Restored for 10 months, The Death of Sardanapalus by Delacroix returns to the walls of the red rooms of the Denon wing, Wednesday at the Louvre Museum. Launched at the end of 2022, the restoration of this very large format, which caused a great scandal when it was presented at the Salon in 1827, follows those which concerned The Women of Algiers (in 2021) and Scenes from the massacres of Scio (in 2019 ).

Of all the paintings by Eugène Delacroix (1798 -1863) preserved at the Louvre Museum, The Death of Sardanapale has experienced the most horrors of history. Measuring almost four by five meters, presented at the Salon of 1827, sold by Delacroix in 1847 but only entered the museum’s collections in 1921, it underwent around ten relinings and revarnishings with unfortunate consequences.
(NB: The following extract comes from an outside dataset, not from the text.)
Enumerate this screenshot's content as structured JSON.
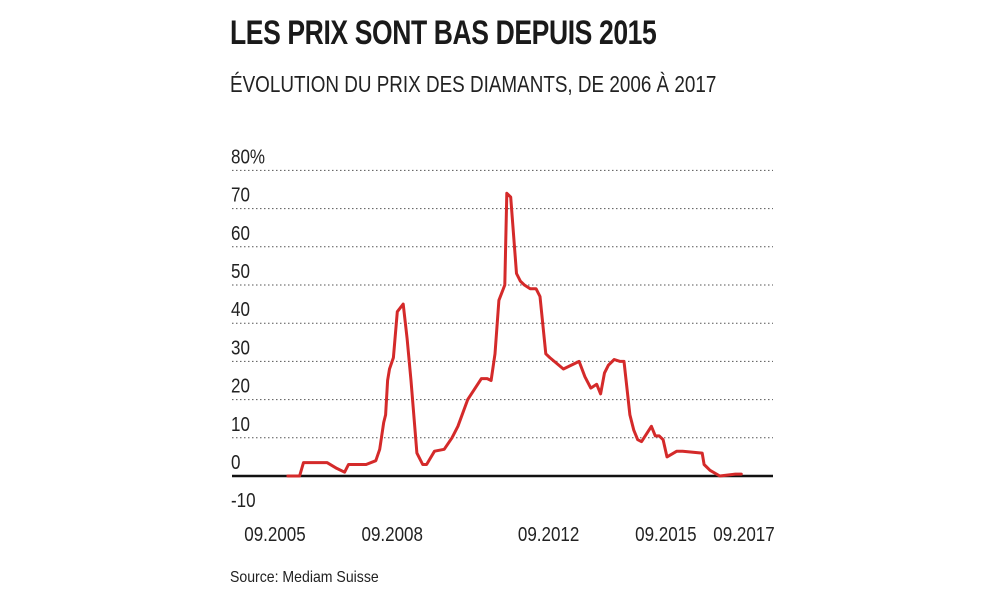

The preliminary studies and operations already underway have proven, however, that there is no major damage and the painting will have regained its irresistible colorful enthusiasm within the red rooms of the Denon wing in 2023.

This canvas, saturated with naked flesh, flamboyantly shows the oriental tyrant Sardanapalus close to defeat, ordering his eunuchs and officers to slaughter his women, his pages, his horses and his favorite dogs… With the reappearance of this frightening and sensual masterpiece, from now on, the famous red rooms find, through the magic of the work of the restorers, a beautiful facet of their 19th century luster.